Archivmeldung vom 24.08.2016

Bitte beachten Sie, dass die Meldung den Stand der Dinge zum Zeitpunkt ihrer Veröffentlichung am 24.08.2016 wiedergibt. Eventuelle in der Zwischenzeit veränderte Sachverhalte bleiben daher unberücksichtigt.

Freigeschaltet durch André Ott

Sind Sie auch schon so in Feierlaune? 70 Jahre NRW, das ist doch was! Nein? Seien wir ehrlich: Zu patriotischen Hochgefühlen bietet der runde Geburtstag des Bindestrichlandes keinen Anlass. Auch sieben Jahrzehnte haben es nicht vermocht, im bevölkerungsreichsten und wirtschaftlich immer noch stärksten Bundesland so etwas wie eine gemeinsame Identität zu stiften. Rekord-Ministerpräsident Johannes Rau hat es in seiner 20-jährigen Amtszeit zumindest mit dem Slogan »Wir in NRW« einmal versucht. Durchgesetzt hat sich ein Wir-Gefühl nicht.

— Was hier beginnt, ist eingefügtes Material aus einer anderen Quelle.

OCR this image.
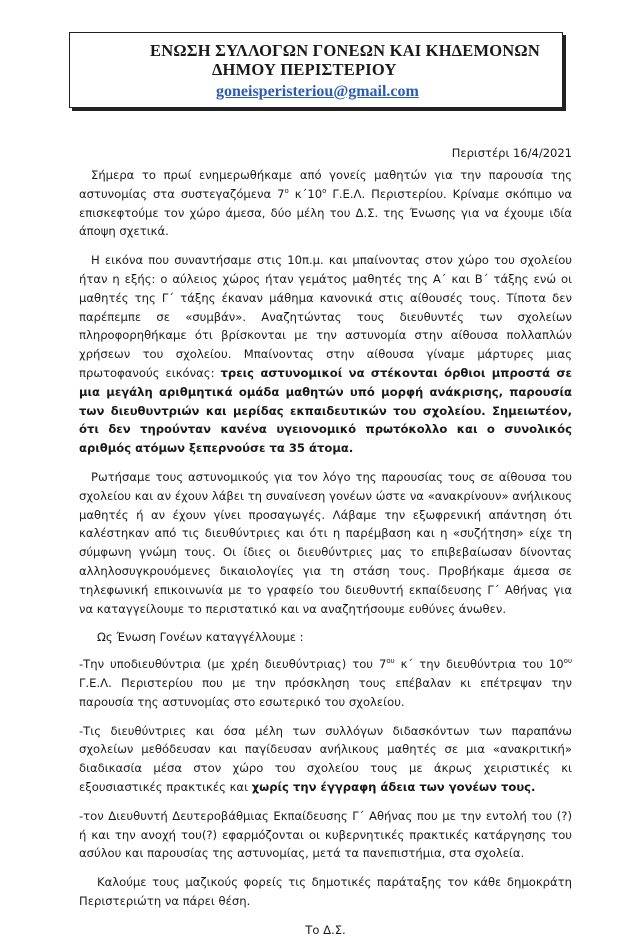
ΕΝΩΣΗ ΣΥΛΛΟΓΩΝ ΓΟΝΕΩΝ ΚΑΙ ΚΗΔΕΜΟΝΩΝ
ΔΗΜΟΥ ΠΕΡΙΣΤΕΡΙΟΥ
goneisperisteriou@gmail.com
Περιστέρι 16/4/2021

Σήμερα το πρωί ενημερωθήκαμε από γονείς μαθητών για την παρουσία της αστυνομίας στα συστεγαζόμενα $7^o$ $\kappa΄10^o$ Γ.Ε.Λ. Περιστερίου. Κρίναμε σκόπιμο να επισκεφτούμε τον χώρο άμεσα, δύο μέλη του Δ.Σ. της Ένωσης για να έχουμε ιδία άποψη σχετικά.

Η εικόνα που συναντήσαμε στις 10π.μ. και μπαίνοντας στον χώρο του σχολείου ήταν η εξής: ο αύλειος χώρος ήταν γεμάτος μαθητές της Α΄ και Β΄ τάξης ενώ οι μαθητές της Γ΄ τάξης έκαναν μάθημα κανονικά στις αίθουσές τους. Τίποτα δεν παρέπεμπε σε «συμβάν». Αναζητώντας τους διευθυντές των σχολείων πληροφορηθήκαμε ότι βρίσκονται με την αστυνομία στην αίθουσα πολλαπλών χρήσεων του σχολείου. Μπαίνοντας στην αίθουσα γίναμε μάρτυρες μιας πρωτοφανούς εικόνας: τρεις αστυνομικοί να στέκονται όρθιοι μπροστά σε μια μεγάλη αριθμητικά ομάδα μαθητών υπό μορφή ανάκρισης, παρουσία των διευθυντριών και μερίδας εκπαιδευτικών του σχολείου. Σημειωτέον, ότι δεν τηρούνταν κανένα υγειονομικό πρωτόκολλο και ο συνολικός αριθμός ατόμων ξεπερνούσε τα 35 άτομα.

Ρωτήσαμε τους αστυνομικούς για τον λόγο της παρουσίας τους σε αίθουσα του σχολείου και αν έχουν λάβει τη συναίνεση γονέων ώστε να «ανακρίνουν» ανήλικους μαθητές ή αν έχουν γίνει προσαγωγές. Λάβαμε την εξωφρενική απάντηση ότι καλέστηκαν από τις διευθύντριες και ότι η παρέμβαση και η «συζήτηση» είχε τη σύμφωνη γνώμη τους. Οι ίδιες οι διευθύντριες μας το επιβεβαίωσαν δίνοντας αλληλοσυγκρουόμενες δικαιολογίες για τη στάση τους. Προβήκαμε άμεσα σε τηλεφωνική επικοινωνία με το γραφείο του διευθυντή εκπαίδευσης Γ΄ Αθήνας για να καταγγείλουμε το περιστατικό και να αναζητήσουμε ευθύνες άνωθεν.

Ως Ένωση Γονέων καταγγέλλουμε :

-Την υποδιευθύντρια (με χρέη διευθύντριας) του $7^{o\upsilon}$ κ΄ την διευθύντρια του $10^{o\upsilon}$ Γ.Ε.Λ. Περιστερίου που με την πρόσκληση τους επέβαλαν κι επέτρεψαν την παρουσία της αστυνομίας στο εσωτερικό του σχολείου.

-Τις διευθύντριες και όσα μέλη των συλλόγων διδασκόντων των παραπάνω σχολείων μεθόδευσαν και παγίδευσαν ανήλικους μαθητές σε μια «ανακριτική» διαδικασία μέσα στον χώρο του σχολείου τους με άκρως χειριστικές κι εξουσιαστικές πρακτικές και χωρίς την έγγραφη άδεια των γονέων τους.

-τον Διευθυντή Δευτεροβάθμιας Εκπαίδευσης Γ΄ Αθήνας που με την εντολή του (?) ή και την ανοχή του(?) εφαρμόζονται οι κυβερνητικές πρακτικές κατάργησης του ασύλου και παρουσίας της αστυνομίας, μετά τα πανεπιστήμια, στα σχολεία.

Καλούμε τους μαζικούς φορείς τις δημοτικές παράταξης τον κάθε δημοκράτη Περιστεριώτη να πάρει θέση.

Το Δ.Σ.
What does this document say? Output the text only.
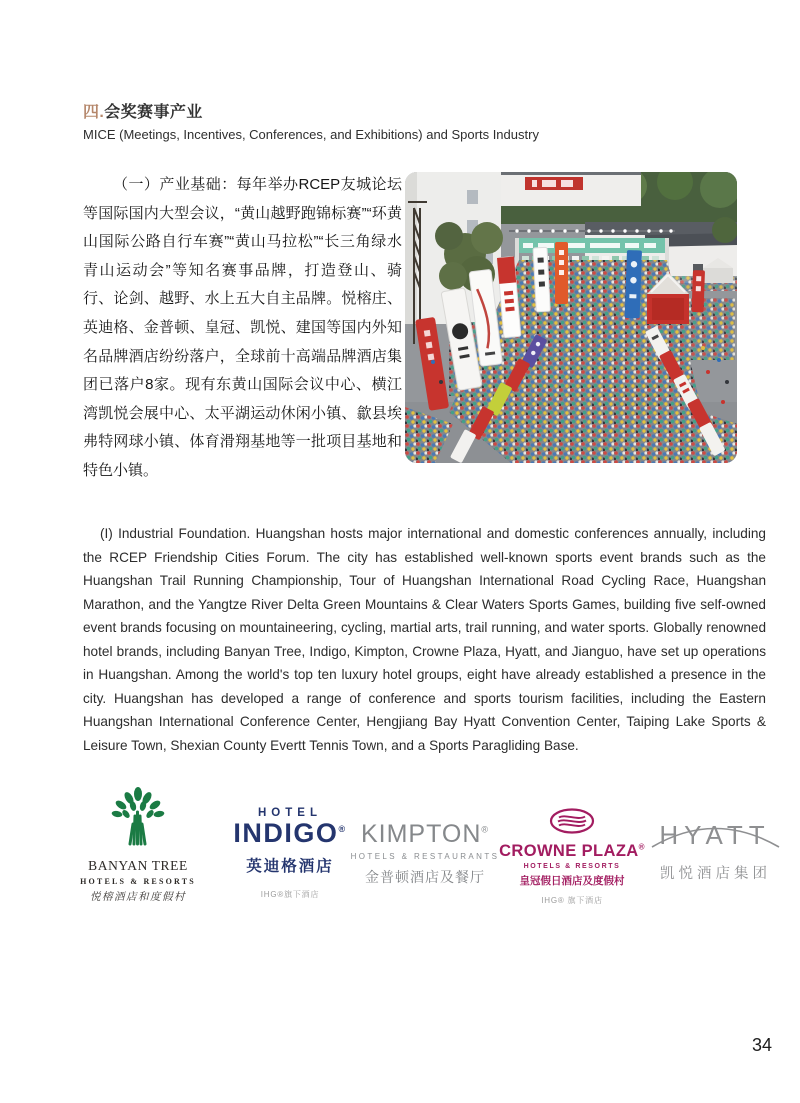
四.会奖赛事产业
MICE (Meetings, Incentives, Conferences, and Exhibitions) and Sports Industry
（一）产业基础：每年举办RCEP友城论坛等国际国内大型会议，“黄山越野跑锦标赛”“环黄山国际公路自行车赛”“黄山马拉松”“长三角绿水青山运动会”等知名赛事品牌，打造登山、骑行、论剑、越野、水上五大自主品牌。悦榕庄、英迪格、金普顿、皇冠、凯悦、建国等国内外知名品牌酒店纷纷落户，全球前十高端品牌酒店集团已落户8家。现有东黄山国际会议中心、横江湾凯悦会展中心、太平湖运动休闲小镇、歙县埃弗特网球小镇、体育滑翔基地等一批项目基地和特色小镇。
(I) Industrial Foundation. Huangshan hosts major international and domestic conferences annually, including the RCEP Friendship Cities Forum. The city has established well-known sports event brands such as the Huangshan Trail Running Championship, Tour of Huangshan International Road Cycling Race, Huangshan Marathon, and the Yangtze River Delta Green Mountains & Clear Waters Sports Games, building five self-owned event brands focusing on mountaineering, cycling, martial arts, trail running, and water sports. Globally renowned hotel brands, including Banyan Tree, Indigo, Kimpton, Crowne Plaza, Hyatt, and Jianguo, have set up operations in Huangshan. Among the world's top ten luxury hotel groups, eight have already established a presence in the city. Huangshan has developed a range of conference and sports tourism facilities, including the Eastern Huangshan International Conference Center, Hengjiang Bay Hyatt Convention Center, Taiping Lake Sports & Leisure Town, Shexian County Evertt Tennis Town, and a Sports Paragliding Base.
BANYAN TREE
HOTELS & RESORTS
悦榕酒店和度假村
HOTEL
INDIGO®
英迪格酒店
IHG®旗下酒店
KIMPTON®
HOTELS & RESTAURANTS
金普顿酒店及餐厅
CROWNE PLAZA®
HOTELS & RESORTS
皇冠假日酒店及度假村
IHG® 旗下酒店
HYATT
凯悦酒店集团
34
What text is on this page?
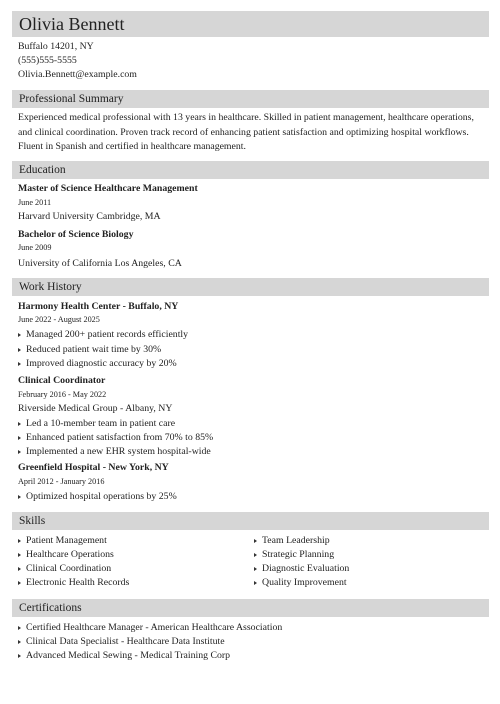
Olivia Bennett
Buffalo 14201, NY
(555)555-5555
Olivia.Bennett@example.com
Professional Summary
Experienced medical professional with 13 years in healthcare. Skilled in patient management, healthcare operations, and clinical coordination. Proven track record of enhancing patient satisfaction and optimizing hospital workflows. Fluent in Spanish and certified in healthcare management.
Education
Master of Science Healthcare Management
June 2011
Harvard University Cambridge, MA
Bachelor of Science Biology
June 2009
University of California Los Angeles, CA
Work History
Harmony Health Center - Buffalo, NY
June 2022 - August 2025
Managed 200+ patient records efficiently
Reduced patient wait time by 30%
Improved diagnostic accuracy by 20%
Clinical Coordinator
February 2016 - May 2022
Riverside Medical Group - Albany, NY
Led a 10-member team in patient care
Enhanced patient satisfaction from 70% to 85%
Implemented a new EHR system hospital-wide
Greenfield Hospital - New York, NY
April 2012 - January 2016
Optimized hospital operations by 25%
Skills
Patient Management
Healthcare Operations
Clinical Coordination
Electronic Health Records
Team Leadership
Strategic Planning
Diagnostic Evaluation
Quality Improvement
Certifications
Certified Healthcare Manager - American Healthcare Association
Clinical Data Specialist - Healthcare Data Institute
Advanced Medical Sewing - Medical Training Corp
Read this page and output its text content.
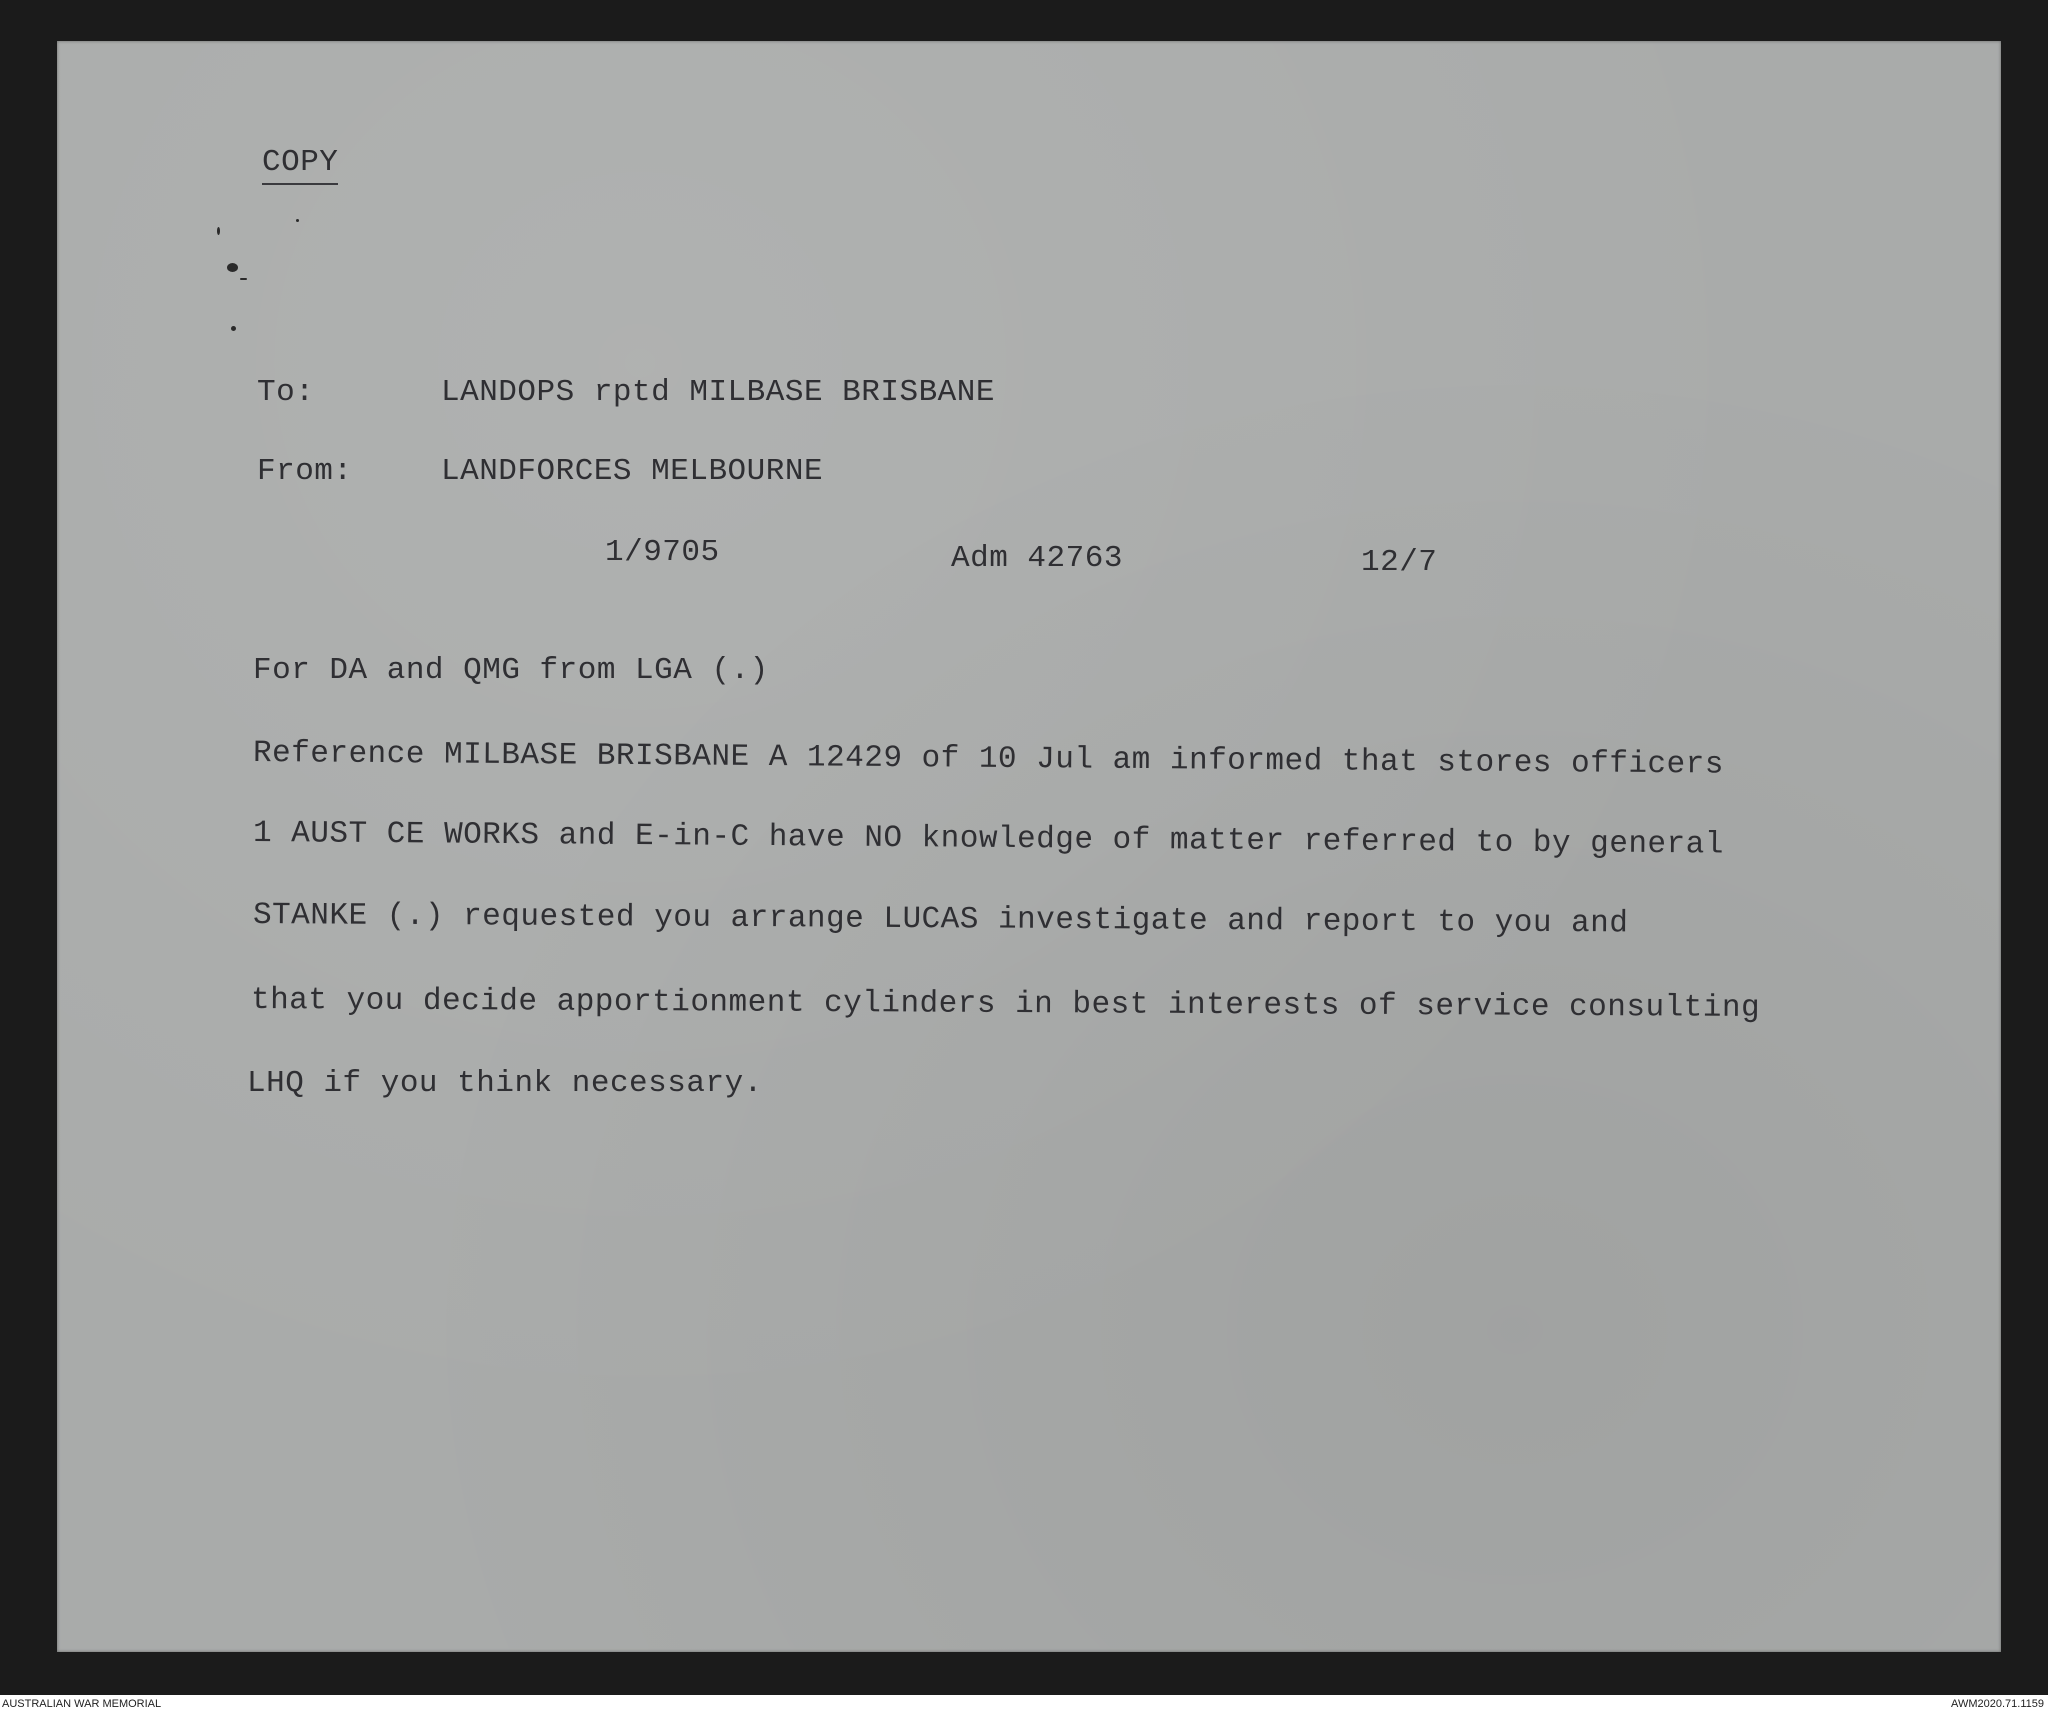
COPY
To:	LANDOPS rptd MILBASE BRISBANE
From:	LANDFORCES MELBOURNE
1/9705	Adm 42763	12/7
For DA and QMG from LGA (.)
Reference MILBASE BRISBANE A 12429 of 10 Jul am informed that stores officers
1 AUST CE WORKS and E-in-C have NO knowledge of matter referred to by general
STANKE (.) requested you arrange LUCAS investigate and report to you and
that you decide apportionment cylinders in best interests of service consulting
LHQ if you think necessary.
AUSTRALIAN WAR MEMORIAL	AWM2020.71.1159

Aber warum? Die Briten führten das nördliche Rheinland und Westfalen 1946 mit der »Operation marriage« zusammen, weil sie das Herz der deutschen Schwerindustrie, das Ruhrgebiet, nicht aufspalten wollten. Und da der Pott nun mal zur Hälfte westfälisch, zur Hälfte rheinisch ist, entstand Nordrhein-Westfalen. Gleichzeitig hoffte man unter Einbeziehung ländlicher Regionen, die durchaus vorhandene Angst vor einem kommunistisch dominierten Ruhrgebiet bannen zu können. Es war also eine Zweckehe, und sie ist es in vielen Teilen geblieben.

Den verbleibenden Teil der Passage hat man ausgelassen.